Did you know that some people can live with Type 2 Diabetes for up to 7 years before they are diagnosed? The damage done in this time can be significant and that is why education, awareness and these national health weeks are crucial.

Type 2 has a strong connection with diet and lifestyle

Whilst Type 2 Diabetes also has links to genetics and family there is a strong connection with modifiable lifestyle factors. Typically Type 2 Diabetes develops in adults over the age of 45 however the incidence of Type 2 Diabetes in younger Australians is becoming more prevalent. Often the first signs and symptoms of Type 2 Diabetes are dramatic, it might be something as significant as vision issues or even a heart attack that leads to the discovery of the illness. Initially management of Type 2 Diabetes is often by incorporating physical activity, dietary modifications, weight loss and other healthy lifestyle choices into life. Eventually however most people do end up requiring oral medication or insulin injections.

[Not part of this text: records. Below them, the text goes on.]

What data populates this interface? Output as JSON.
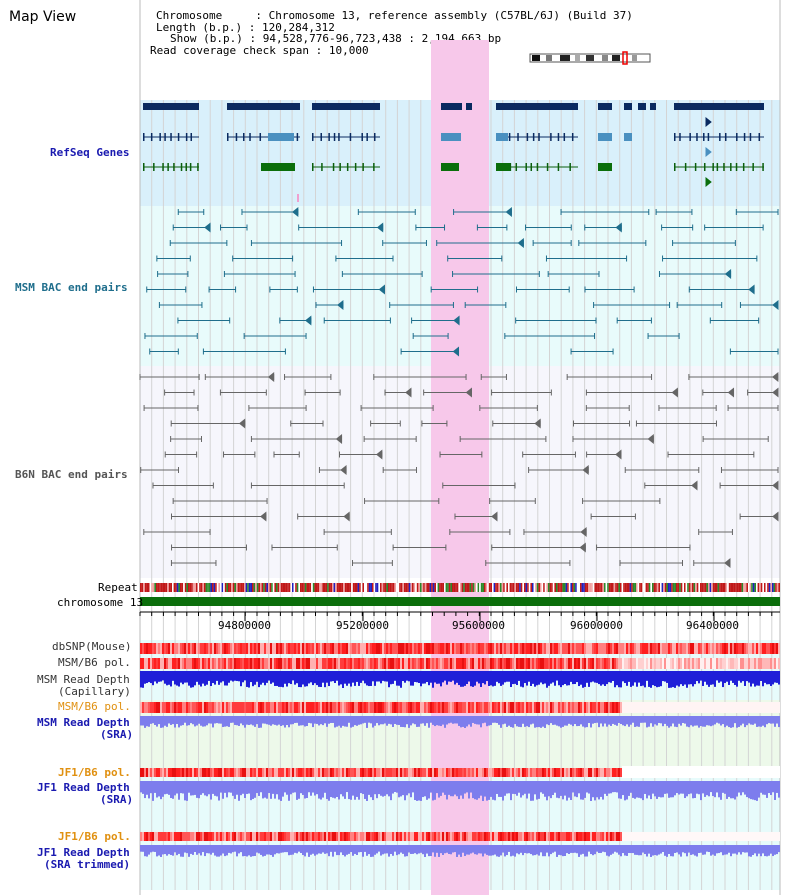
{
  "title": "Map View",
  "info": {
    "chromosome_label": "Chromosome",
    "chromosome_value": "Chromosome 13, reference assembly (C57BL/6J) (Build 37)",
    "length_label": "Length (b.p.)",
    "length_value": "120,284,312",
    "show_label": "Show (b.p.)",
    "show_value": "94,528,776-96,723,438 : 2,194,663 bp",
    "coverage_label": "Read coverage check span",
    "coverage_value": "10,000"
  },
  "tracks": {
    "refseq": "RefSeq Genes",
    "msm_bac": "MSM BAC end pairs",
    "b6n_bac": "B6N BAC end pairs",
    "repeat": "Repeat",
    "chromosome": "chromosome 13",
    "dbsnp": "dbSNP(Mouse)",
    "msm_b6_pol": "MSM/B6 pol.",
    "msm_depth_cap_1": "MSM Read Depth",
    "msm_depth_cap_2": "(Capillary)",
    "msm_b6_pol_2": "MSM/B6 pol.",
    "msm_depth_sra_1": "MSM Read Depth",
    "msm_depth_sra_2": "(SRA)",
    "jf1_pol_1": "JF1/B6 pol.",
    "jf1_depth_1": "JF1 Read Depth",
    "jf1_depth_2": "(SRA)",
    "jf1_pol_2": "JF1/B6 pol.",
    "jf1_trim_1": "JF1 Read Depth",
    "jf1_trim_2": "(SRA trimmed)"
  },
  "axis_ticks": [
    "94800000",
    "95200000",
    "95600000",
    "96000000",
    "96400000"
  ],
  "colors": {
    "navy": "#0a2a60",
    "refseq_bg": "#d9f0fb",
    "highlight": "#f7c8ea",
    "chrom_green": "#0b6e0b",
    "msm_teal": "#1f6e8c",
    "b6n_gray": "#666666",
    "depth_blue": "#1f1fd8",
    "depth_light_blue": "#7d7ded",
    "orange": "#e09010"
  }
}
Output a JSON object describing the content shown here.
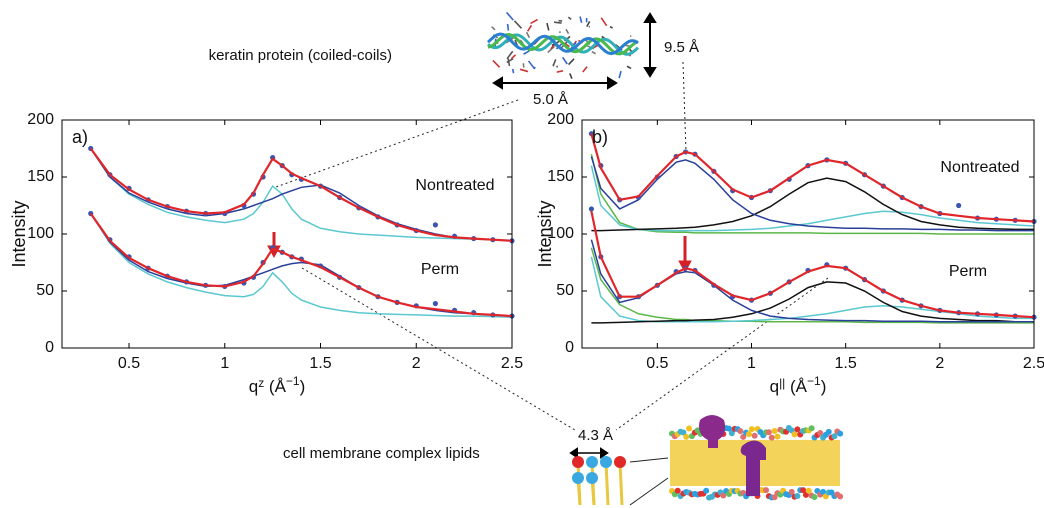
{
  "chart_data": [
    {
      "type": "line",
      "panel": "a)",
      "ylabel": "Intensity",
      "xlabel": [
        "q",
        "z",
        " (Å",
        "−1",
        ")"
      ],
      "state_labels": [
        "Nontreated",
        "Perm"
      ],
      "xlim": [
        0.15,
        2.5
      ],
      "ylim": [
        0,
        200
      ],
      "xticks": [
        0.5,
        1,
        1.5,
        2,
        2.5
      ],
      "yticks": [
        0,
        50,
        100,
        150,
        200
      ],
      "x": [
        0.3,
        0.4,
        0.5,
        0.6,
        0.7,
        0.8,
        0.9,
        1.0,
        1.1,
        1.15,
        1.2,
        1.25,
        1.3,
        1.35,
        1.4,
        1.5,
        1.6,
        1.7,
        1.8,
        1.9,
        2.0,
        2.1,
        2.2,
        2.3,
        2.4,
        2.5
      ],
      "series": [
        {
          "style": "line",
          "color": "#5bc8d0",
          "values": [
            175,
            150,
            135,
            126,
            119,
            115,
            112,
            110,
            113,
            118,
            128,
            142,
            135,
            122,
            113,
            105,
            102,
            100,
            99,
            98,
            97,
            96.5,
            96,
            95.5,
            95,
            94.5
          ]
        },
        {
          "style": "line",
          "color": "#2a3f9a",
          "values": [
            175,
            150,
            136,
            128,
            122,
            118,
            116,
            118,
            122,
            125,
            128,
            131,
            135,
            138,
            141,
            143,
            136,
            125,
            116,
            109,
            104,
            100,
            97,
            96,
            95,
            94
          ]
        },
        {
          "style": "dots",
          "color": "#3a56b0",
          "values": [
            175,
            152,
            140,
            130,
            124,
            120,
            118,
            118,
            125,
            135,
            150,
            167,
            160,
            152,
            148,
            142,
            132,
            123,
            115,
            108,
            103,
            108,
            98,
            96,
            95,
            94
          ]
        },
        {
          "style": "line",
          "color": "#e0262b",
          "values": [
            175,
            152,
            139,
            130,
            124,
            120,
            118,
            119,
            126,
            136,
            152,
            166,
            160,
            153,
            149,
            142,
            132,
            123,
            115,
            108,
            103,
            99,
            97,
            96,
            95,
            94
          ]
        },
        {
          "style": "line",
          "color": "#5bc8d0",
          "values": [
            118,
            92,
            75,
            65,
            58,
            53,
            49,
            46,
            45,
            47,
            54,
            66,
            58,
            48,
            42,
            36,
            33,
            31,
            30,
            29.5,
            29,
            28.5,
            28,
            28,
            27.5,
            27
          ]
        },
        {
          "style": "line",
          "color": "#2a3f9a",
          "values": [
            118,
            93,
            77,
            67,
            61,
            57,
            54,
            55,
            60,
            63,
            66,
            69,
            72,
            74,
            75,
            73,
            63,
            53,
            45,
            40,
            36,
            33,
            31,
            30,
            29,
            28
          ]
        },
        {
          "style": "dots",
          "color": "#3a56b0",
          "values": [
            118,
            95,
            80,
            70,
            63,
            58,
            55,
            54,
            57,
            62,
            75,
            88,
            84,
            80,
            78,
            72,
            62,
            53,
            45,
            40,
            37,
            39,
            33,
            31,
            29,
            28
          ]
        },
        {
          "style": "line",
          "color": "#e0262b",
          "values": [
            118,
            94,
            79,
            70,
            63,
            58,
            55,
            54,
            58,
            63,
            74,
            87,
            84,
            80,
            77,
            71,
            62,
            53,
            45,
            40,
            36,
            34,
            32,
            30,
            29,
            28
          ]
        }
      ]
    },
    {
      "type": "line",
      "panel": "b)",
      "ylabel": "Intensity",
      "xlabel": [
        "q",
        "||",
        " (Å",
        "−1",
        ")"
      ],
      "state_labels": [
        "Nontreated",
        "Perm"
      ],
      "xlim": [
        0.1,
        2.5
      ],
      "ylim": [
        0,
        200
      ],
      "xticks": [
        0.5,
        1,
        1.5,
        2,
        2.5
      ],
      "yticks": [
        0,
        50,
        100,
        150,
        200
      ],
      "x": [
        0.15,
        0.2,
        0.3,
        0.4,
        0.5,
        0.6,
        0.65,
        0.7,
        0.8,
        0.9,
        1.0,
        1.1,
        1.2,
        1.3,
        1.4,
        1.5,
        1.6,
        1.7,
        1.8,
        1.9,
        2.0,
        2.1,
        2.2,
        2.3,
        2.4,
        2.5
      ],
      "series": [
        {
          "style": "line",
          "color": "#5bb848",
          "values": [
            170,
            135,
            110,
            104,
            102,
            101.5,
            101.5,
            101,
            101,
            101,
            101,
            101,
            101,
            101,
            100.5,
            100.5,
            100.5,
            100.5,
            100.5,
            100.5,
            100,
            100,
            100,
            100,
            100,
            100
          ]
        },
        {
          "style": "line",
          "color": "#5bc8d0",
          "values": [
            160,
            125,
            108,
            104,
            103,
            103,
            103,
            103,
            103,
            103.5,
            104,
            105,
            107,
            109,
            112,
            115,
            118,
            120,
            119,
            117,
            114,
            112,
            110,
            109,
            108,
            107
          ]
        },
        {
          "style": "line",
          "color": "#111111",
          "values": [
            103,
            103,
            103.5,
            104,
            104.5,
            105,
            105.5,
            106,
            108,
            111,
            116,
            124,
            135,
            145,
            149,
            146,
            137,
            126,
            117,
            111,
            108,
            106,
            105,
            104.5,
            104,
            104
          ]
        },
        {
          "style": "line",
          "color": "#2a3f9a",
          "values": [
            168,
            140,
            122,
            130,
            148,
            163,
            165,
            162,
            148,
            130,
            118,
            112,
            109,
            107,
            106,
            105,
            105,
            104.5,
            104.5,
            104,
            104,
            103.5,
            103.5,
            103,
            103,
            103
          ]
        },
        {
          "style": "dots",
          "color": "#3a56b0",
          "values": [
            188,
            160,
            130,
            132,
            150,
            168,
            172,
            170,
            155,
            138,
            132,
            138,
            148,
            160,
            165,
            162,
            152,
            142,
            132,
            124,
            118,
            125,
            114,
            113,
            112,
            111
          ]
        },
        {
          "style": "line",
          "color": "#e0262b",
          "values": [
            188,
            158,
            130,
            133,
            151,
            168,
            172,
            170,
            155,
            139,
            132,
            138,
            149,
            160,
            165,
            162,
            152,
            142,
            132,
            124,
            118,
            116,
            114,
            113,
            112,
            111
          ]
        },
        {
          "style": "line",
          "color": "#5bb848",
          "values": [
            88,
            60,
            38,
            30,
            27,
            25,
            25,
            24,
            24,
            23.5,
            23.5,
            23,
            23,
            23,
            23,
            23,
            22.5,
            22.5,
            22.5,
            22.5,
            22,
            22,
            22,
            22,
            22,
            22
          ]
        },
        {
          "style": "line",
          "color": "#5bc8d0",
          "values": [
            80,
            45,
            28,
            24,
            23,
            23,
            23,
            23,
            23,
            23.5,
            24,
            25,
            26,
            28,
            30,
            33,
            36,
            37,
            36,
            34,
            32,
            30,
            28,
            27,
            26,
            26
          ]
        },
        {
          "style": "line",
          "color": "#111111",
          "values": [
            22,
            22,
            22.5,
            23,
            23.5,
            24,
            24,
            24.5,
            25,
            27,
            30,
            35,
            43,
            53,
            58,
            57,
            50,
            40,
            32,
            28,
            26,
            25,
            24,
            24,
            23,
            23
          ]
        },
        {
          "style": "line",
          "color": "#2a3f9a",
          "values": [
            95,
            65,
            40,
            44,
            55,
            65,
            67,
            66,
            55,
            42,
            33,
            28,
            26,
            25,
            24.5,
            24,
            24,
            23.5,
            23.5,
            23.5,
            23,
            23,
            23,
            23,
            23,
            23
          ]
        },
        {
          "style": "dots",
          "color": "#3a56b0",
          "values": [
            122,
            80,
            45,
            45,
            55,
            67,
            70,
            68,
            55,
            45,
            42,
            48,
            58,
            68,
            73,
            70,
            60,
            50,
            42,
            37,
            33,
            31,
            30,
            29,
            28,
            27
          ]
        },
        {
          "style": "line",
          "color": "#e0262b",
          "values": [
            120,
            80,
            45,
            45,
            55,
            66,
            70,
            68,
            56,
            46,
            42,
            48,
            58,
            67,
            72,
            70,
            60,
            50,
            42,
            37,
            33,
            31,
            30,
            29,
            28,
            27
          ]
        }
      ]
    }
  ],
  "figure_annotations": {
    "protein_label": "keratin protein (coiled-coils)",
    "protein_height": "9.5 Å",
    "protein_length": "5.0 Å",
    "lipid_label": "cell membrane complex lipids",
    "lipid_spacing": "4.3 Å"
  }
}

The Traditional Chinese Medicine Approach to Wasting and Thirsting Syndrome

Diabetic Life

Traditional Chinese Medicine (TCM) approach the treatment of dis-ease by supporting and resolving imbalances in the body. If I was to be addressing a patient presenting with Diabetes, I would be interpreting it as the TCM diagnosis of Wasting and Thirsting Syndrome (keeping in mind that every different patient will have variances that are unique to their experience of any imbalance) My recommendation would be for Traditional Chinese Medicine care and support to be provided alongside continued use of insulin and care from the patients Diabetes specialist.

Wasting and Thirsting Syndrome is typically a deficiency of Yin in the body impacted further by the presence of a heat pathogen. A constitutional Yin deficiency is common in people with Wasting-Thirst Syndrome however this deficiency may also be something that develops slowly over time. 

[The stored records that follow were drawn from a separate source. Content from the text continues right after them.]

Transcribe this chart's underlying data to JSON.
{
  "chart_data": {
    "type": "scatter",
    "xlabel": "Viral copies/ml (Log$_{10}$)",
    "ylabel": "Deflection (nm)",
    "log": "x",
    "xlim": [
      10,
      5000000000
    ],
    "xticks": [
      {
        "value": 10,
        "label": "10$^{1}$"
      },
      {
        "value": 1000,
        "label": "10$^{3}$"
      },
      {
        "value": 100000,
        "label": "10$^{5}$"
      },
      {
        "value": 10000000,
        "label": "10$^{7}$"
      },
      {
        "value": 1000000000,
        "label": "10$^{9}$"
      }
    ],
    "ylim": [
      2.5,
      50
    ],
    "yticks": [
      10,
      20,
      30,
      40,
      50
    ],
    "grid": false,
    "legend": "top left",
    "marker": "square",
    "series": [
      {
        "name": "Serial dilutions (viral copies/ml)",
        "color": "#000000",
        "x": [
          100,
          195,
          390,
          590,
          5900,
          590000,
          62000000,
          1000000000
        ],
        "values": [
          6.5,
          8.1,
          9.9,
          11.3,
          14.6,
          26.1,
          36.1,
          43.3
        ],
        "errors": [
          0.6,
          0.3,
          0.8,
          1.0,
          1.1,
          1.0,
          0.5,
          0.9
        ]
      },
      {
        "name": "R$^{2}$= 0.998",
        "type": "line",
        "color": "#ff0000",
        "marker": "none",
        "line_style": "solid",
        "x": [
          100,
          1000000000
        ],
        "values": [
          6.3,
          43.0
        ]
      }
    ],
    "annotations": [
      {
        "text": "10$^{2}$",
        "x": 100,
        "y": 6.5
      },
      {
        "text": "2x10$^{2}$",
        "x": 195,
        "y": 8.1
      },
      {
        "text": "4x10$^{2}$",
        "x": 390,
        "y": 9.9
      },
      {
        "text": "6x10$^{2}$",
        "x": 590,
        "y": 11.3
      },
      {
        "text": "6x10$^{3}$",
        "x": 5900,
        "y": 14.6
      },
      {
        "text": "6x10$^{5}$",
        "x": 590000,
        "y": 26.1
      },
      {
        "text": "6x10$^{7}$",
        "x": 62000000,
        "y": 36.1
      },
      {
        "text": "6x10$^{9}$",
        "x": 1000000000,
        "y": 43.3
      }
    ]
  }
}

Common manifestations of Wasting and Thirsting Syndrome include:

Excessive Thirst

Excessive Hunger, particularly of fatty or sweet flavoured foods

Excessive Urination


Mood disturbances

How do these manifestations arise? 

The Liver, Heart, Spleen, Lungs and Kidneys are Yin organs and are soft and weak, prone to damage from excessive heat. 

Worry and constant over thinking also damages the Spleen and digestive function

According to TCM theory the functions of Spleen and the Stomach are impacted by an excessive intake of fatty, greasy, pungent and sweet foods. The intake of these foods generates internal heat. Long term subjection of internal heat on our system consumes the fluid that should be nourishing our Lungs and Kidneys. When dry heat consumes the Lung fluid excessive thirst is experienced. When heat is retained in the Stomach and Spleen excessive appetite is the result. Worry and constant over thinking also damages the Spleen and digestive function, whilst the experience of anger, frustration and resentment impacts on the Liver creating Liver Qi fire. This Liver Qi fire from can overwhelm the Lung and Stomach. Our Qi (vital energy) becomes consumed by the combination of Yin deficiency and excess heat resulting in Wasting and Thirsting Syndrome.

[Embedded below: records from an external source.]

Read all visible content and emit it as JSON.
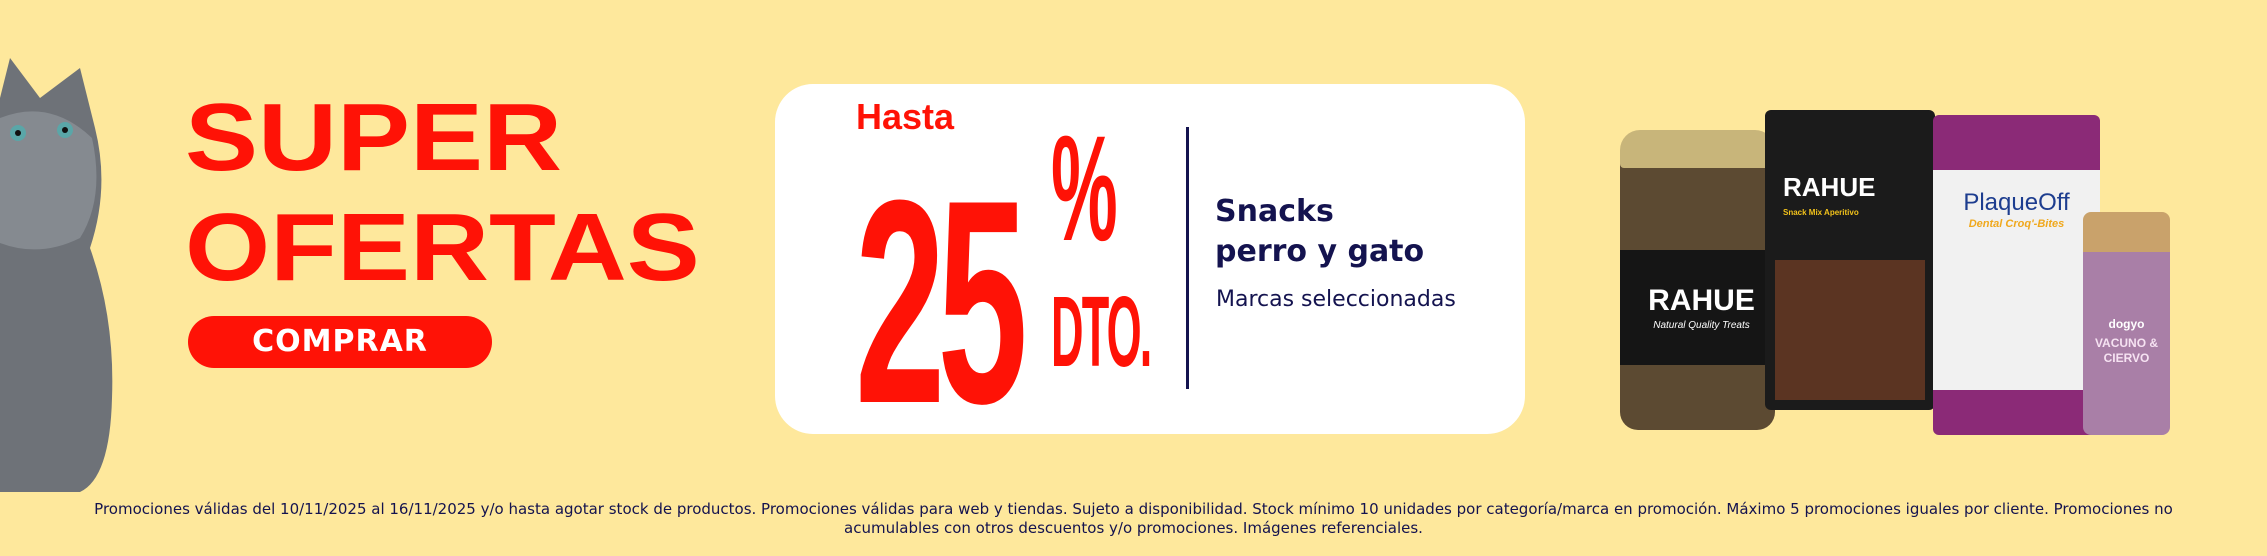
{
  "hero": {
    "line1": "SUPER",
    "line2": "OFERTAS",
    "button": "COMPRAR"
  },
  "offer": {
    "prefix": "Hasta",
    "value": "25",
    "percent": "%",
    "suffix": "DTO.",
    "title_line1": "Snacks",
    "title_line2": "perro y gato",
    "subtitle": "Marcas seleccionadas"
  },
  "products": [
    {
      "brand": "RAHUE",
      "tagline": "Natural Quality Treats"
    },
    {
      "brand": "RAHUE",
      "tagline": "Snack Mix Aperitivo"
    },
    {
      "brand": "PlaqueOff",
      "tagline": "Dental Croq'-Bites"
    },
    {
      "brand": "dogyo",
      "tagline": "VACUNO & CIERVO"
    }
  ],
  "footer": {
    "disclaimer": "Promociones válidas del 10/11/2025 al 16/11/2025 y/o hasta agotar stock de productos. Promociones válidas para web y tiendas. Sujeto a disponibilidad. Stock mínimo 10 unidades por categoría/marca en promoción. Máximo 5 promociones iguales por cliente. Promociones no acumulables con otros descuentos y/o promociones. Imágenes referenciales."
  },
  "colors": {
    "background": "#fee89c",
    "accent": "#ff1206",
    "text": "#14134f"
  }
}
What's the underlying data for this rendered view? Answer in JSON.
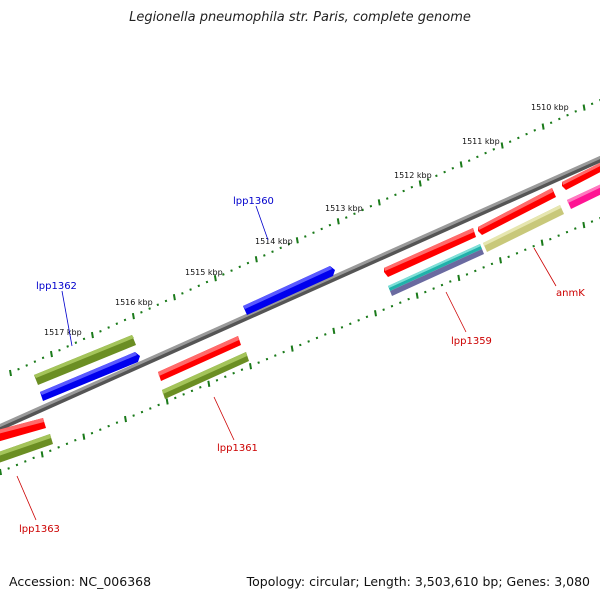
{
  "title": "Legionella pneumophila str. Paris, complete genome",
  "footer": {
    "accession": "Accession: NC_006368",
    "topology": "Topology: circular; Length: 3,503,610 bp; Genes: 3,080"
  },
  "colors": {
    "backbone": "#808080",
    "tick": "#1a7a1a",
    "label_forward": "#0000cc",
    "label_reverse": "#cc0000",
    "label_line_forward": "#0000cc",
    "label_line_reverse": "#cc0000"
  },
  "ticks": [
    {
      "label": "1510 kbp"
    },
    {
      "label": "1511 kbp"
    },
    {
      "label": "1512 kbp"
    },
    {
      "label": "1513 kbp"
    },
    {
      "label": "1514 kbp"
    },
    {
      "label": "1515 kbp"
    },
    {
      "label": "1516 kbp"
    },
    {
      "label": "1517 kbp"
    }
  ],
  "gene_labels": [
    {
      "name": "lpp1360",
      "strand": "forward"
    },
    {
      "name": "lpp1362",
      "strand": "forward"
    },
    {
      "name": "lpp1359",
      "strand": "reverse"
    },
    {
      "name": "anmK",
      "strand": "reverse"
    },
    {
      "name": "lpp1361",
      "strand": "reverse"
    },
    {
      "name": "lpp1363",
      "strand": "reverse"
    }
  ],
  "feature_colors": {
    "cds_red": "#ff0000",
    "cds_blue": "#0000ee",
    "olive": "#6b8e23",
    "khaki": "#c8c87a",
    "cyan": "#20b2aa",
    "slate": "#6a6aa0",
    "magenta": "#ff1493"
  }
}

In a patient who is already constitutionally Yin deficient the system can easily become significantly impacted. Long term stress, exhaustion, excessive sexual activity and pregnancy can all consume the vital essence depleting Kidney Yin and resulting in Kidney fire. 

Treatment of Wasting and Thirsting Syndrome

Treatment of Wasting and Thirsting Syndrome is usually focused around nourishing the Yin and clearing the heat along with resolving any other imbalances unique to the individual patient. It is extremely common in the case of Wasting and Thirsting Syndrome for many imbalances to be in play at the same time and many treatment strategies to be involved.

In both Type 1 and Type 2 Diabetes lifestyle choices are critical for ongoing health. 

Although we know that Type 1 Diabetes is not caused by poor dietary and lifestyle choices by actively implementing TCM care, Chinese dietary therapy, gentle exercise and improving your knowledge about good health hygiene you will only benefit.

The first line of treatment for Type 2 Diabetes is always lifestyle related. In this case it is extremely beneficial to have good support in this area making TCM care an excellent model of care.